The first TV version of the game was sold to Dumont TV in America in 1954.


Peter Jones was a pioneer in radio improvisation being the first comedian to be allowed on the airwaves without a BBC approved script.


Guests have included Aimi MacDonald, Alfred Marks, Liz Frazer, Willie Rushton, Warren Michell, Barbara Castle, Prunella Scales, Fenella Fielding and Beryl Reid, Magnus Pyke, Thora Hird, Pam Ayres, Elaine Stritch, Bernard Cribbins and Patrick Moore.


Words


Nicholas Parsons


As chairman, I endeavor to keep the show moving, while at the same time generating as much fun as possible, and it is this fun and enjoyment in what we are doing which is communicated to the listener and helps keep the show successful.


Sheila Hancock


I have been lucky enough to span the changing face of Just A Minute. First the likes of Kenneth Williams, Peter Jones and Derek Nimmo. Then the new generation of Paul Merton, Graham Norton and thank heavens, more women such as Jenny Éclair and Linda Smith.

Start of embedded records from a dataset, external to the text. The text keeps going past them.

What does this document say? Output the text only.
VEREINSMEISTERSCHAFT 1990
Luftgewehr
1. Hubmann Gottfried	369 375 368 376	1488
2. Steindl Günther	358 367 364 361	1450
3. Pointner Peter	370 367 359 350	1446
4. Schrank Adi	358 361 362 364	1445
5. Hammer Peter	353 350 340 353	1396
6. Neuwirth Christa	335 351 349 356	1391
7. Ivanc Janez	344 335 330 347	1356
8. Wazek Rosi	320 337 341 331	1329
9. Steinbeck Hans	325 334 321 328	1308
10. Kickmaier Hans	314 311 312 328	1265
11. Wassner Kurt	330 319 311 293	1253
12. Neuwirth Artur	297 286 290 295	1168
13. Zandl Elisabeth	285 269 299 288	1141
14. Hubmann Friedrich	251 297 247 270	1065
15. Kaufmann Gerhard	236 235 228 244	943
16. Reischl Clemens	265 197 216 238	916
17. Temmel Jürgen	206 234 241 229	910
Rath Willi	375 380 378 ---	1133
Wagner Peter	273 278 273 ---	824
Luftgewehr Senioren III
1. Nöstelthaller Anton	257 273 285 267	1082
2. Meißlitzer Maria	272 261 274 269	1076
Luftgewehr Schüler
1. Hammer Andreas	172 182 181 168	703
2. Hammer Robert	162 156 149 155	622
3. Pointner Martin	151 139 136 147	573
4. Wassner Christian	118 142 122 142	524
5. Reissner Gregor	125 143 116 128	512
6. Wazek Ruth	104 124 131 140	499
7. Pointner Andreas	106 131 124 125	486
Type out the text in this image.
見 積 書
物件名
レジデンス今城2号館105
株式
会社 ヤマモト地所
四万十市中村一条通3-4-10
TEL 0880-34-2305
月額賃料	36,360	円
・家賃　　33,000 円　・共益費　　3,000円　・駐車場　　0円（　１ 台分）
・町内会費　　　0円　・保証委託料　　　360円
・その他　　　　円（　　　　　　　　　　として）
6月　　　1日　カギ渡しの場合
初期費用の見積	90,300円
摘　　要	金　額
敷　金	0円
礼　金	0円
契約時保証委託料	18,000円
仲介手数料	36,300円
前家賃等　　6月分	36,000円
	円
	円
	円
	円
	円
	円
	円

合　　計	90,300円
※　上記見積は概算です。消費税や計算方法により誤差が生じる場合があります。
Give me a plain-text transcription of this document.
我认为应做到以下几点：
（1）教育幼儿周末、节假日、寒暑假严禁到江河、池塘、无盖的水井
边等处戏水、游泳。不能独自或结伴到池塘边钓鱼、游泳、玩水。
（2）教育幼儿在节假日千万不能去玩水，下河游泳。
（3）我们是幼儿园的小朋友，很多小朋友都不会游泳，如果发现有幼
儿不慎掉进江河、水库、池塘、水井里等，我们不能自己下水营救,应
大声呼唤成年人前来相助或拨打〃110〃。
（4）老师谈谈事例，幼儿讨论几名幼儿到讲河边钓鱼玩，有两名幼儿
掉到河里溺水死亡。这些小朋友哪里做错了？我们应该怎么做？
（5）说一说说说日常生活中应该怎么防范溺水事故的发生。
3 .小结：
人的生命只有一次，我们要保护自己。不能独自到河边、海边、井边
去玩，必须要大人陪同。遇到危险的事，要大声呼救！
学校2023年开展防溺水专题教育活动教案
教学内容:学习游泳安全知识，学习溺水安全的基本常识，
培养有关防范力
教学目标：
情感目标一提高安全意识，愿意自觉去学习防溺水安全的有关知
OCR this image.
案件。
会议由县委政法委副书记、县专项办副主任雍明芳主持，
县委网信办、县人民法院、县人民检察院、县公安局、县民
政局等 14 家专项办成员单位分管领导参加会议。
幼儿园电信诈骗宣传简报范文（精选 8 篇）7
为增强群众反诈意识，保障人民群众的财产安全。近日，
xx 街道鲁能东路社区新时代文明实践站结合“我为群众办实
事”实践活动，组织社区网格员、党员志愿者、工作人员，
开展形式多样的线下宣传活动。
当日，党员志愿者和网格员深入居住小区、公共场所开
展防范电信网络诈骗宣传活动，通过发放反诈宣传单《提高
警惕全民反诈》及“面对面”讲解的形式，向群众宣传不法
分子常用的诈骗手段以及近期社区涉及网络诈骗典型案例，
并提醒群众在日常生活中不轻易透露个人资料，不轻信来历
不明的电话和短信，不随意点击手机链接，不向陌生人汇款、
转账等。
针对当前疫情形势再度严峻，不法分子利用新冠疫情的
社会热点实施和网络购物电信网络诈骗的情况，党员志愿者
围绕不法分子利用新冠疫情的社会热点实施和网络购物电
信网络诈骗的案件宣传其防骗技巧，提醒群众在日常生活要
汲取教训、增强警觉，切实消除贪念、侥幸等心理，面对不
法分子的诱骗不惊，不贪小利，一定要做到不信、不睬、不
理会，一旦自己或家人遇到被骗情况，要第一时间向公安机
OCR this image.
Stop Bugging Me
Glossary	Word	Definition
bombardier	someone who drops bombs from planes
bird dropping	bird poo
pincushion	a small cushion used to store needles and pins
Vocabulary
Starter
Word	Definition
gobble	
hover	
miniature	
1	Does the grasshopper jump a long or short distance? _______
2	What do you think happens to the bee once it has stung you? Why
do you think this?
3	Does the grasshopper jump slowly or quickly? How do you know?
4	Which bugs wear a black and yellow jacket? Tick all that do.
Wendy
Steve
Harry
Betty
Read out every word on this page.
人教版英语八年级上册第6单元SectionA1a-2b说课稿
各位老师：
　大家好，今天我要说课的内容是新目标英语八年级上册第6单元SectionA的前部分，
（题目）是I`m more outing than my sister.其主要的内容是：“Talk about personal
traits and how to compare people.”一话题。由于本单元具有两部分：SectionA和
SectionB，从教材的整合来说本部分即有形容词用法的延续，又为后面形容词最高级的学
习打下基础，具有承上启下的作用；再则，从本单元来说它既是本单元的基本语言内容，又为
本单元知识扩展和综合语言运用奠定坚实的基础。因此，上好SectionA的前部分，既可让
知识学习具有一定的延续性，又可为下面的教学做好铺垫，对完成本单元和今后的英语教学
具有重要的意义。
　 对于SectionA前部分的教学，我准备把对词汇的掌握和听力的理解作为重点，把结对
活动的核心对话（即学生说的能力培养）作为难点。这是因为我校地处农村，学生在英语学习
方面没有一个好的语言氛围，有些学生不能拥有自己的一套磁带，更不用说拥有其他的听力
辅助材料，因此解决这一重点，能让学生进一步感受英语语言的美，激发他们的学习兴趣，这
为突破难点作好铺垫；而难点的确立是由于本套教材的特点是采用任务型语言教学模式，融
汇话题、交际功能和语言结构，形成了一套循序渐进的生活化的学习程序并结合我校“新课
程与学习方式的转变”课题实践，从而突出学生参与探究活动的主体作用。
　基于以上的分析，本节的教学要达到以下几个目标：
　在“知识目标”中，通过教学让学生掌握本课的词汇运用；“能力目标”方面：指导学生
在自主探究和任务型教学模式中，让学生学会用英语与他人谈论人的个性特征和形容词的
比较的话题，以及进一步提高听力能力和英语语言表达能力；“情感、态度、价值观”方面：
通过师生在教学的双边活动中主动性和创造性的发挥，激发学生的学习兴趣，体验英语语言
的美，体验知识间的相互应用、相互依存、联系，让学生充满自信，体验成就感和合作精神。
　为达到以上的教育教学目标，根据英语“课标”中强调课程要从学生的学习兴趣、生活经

I always enjoy myself inordinately. In fact I have been known to spend most of the recording laughing at the others, forgetting I am being paid to contribute. It was because of one such feeble performance that Kenneth coined the phrase 'they shouldn’t have women on this show'.


Clement Freud


I think the next 35 years will be harder for me…


Bernard Cribbins


I remember every time I got into trouble – you know, with a hesitation or digression or whatever – and Nicholas Parsons would ask me what I was doing, I would always reply 'I'm just offering Kenny another mint'.


Julian Clary


Playing Just A Minute makes my brain hurt a little bit; it's the deviation, I just can't help myself.


Tim Rice


It's one of the programmes I always listen to and want to be on. I even enjoy listening to it when I'm not on it.


Paul Merton


It's the only time I've ever done this, I wrote a letter to the producer suggesting myself... so he phoned me up and he wanted to know what I was going to be wearing... I don't know what he thought... I was going to come in the nude or something...


Just A Minute is the best panel game ever devised and it will run forever.


Ross Noble


It's like spinning plates, playing chess and giving directions to a place you've never been to all at the same time while someone melts your brain with a blowtorch.


Wendy Richard


It's always been an honour to be on the show.


Charles Collingwood


A comedy institution! May it run as long as the Archers!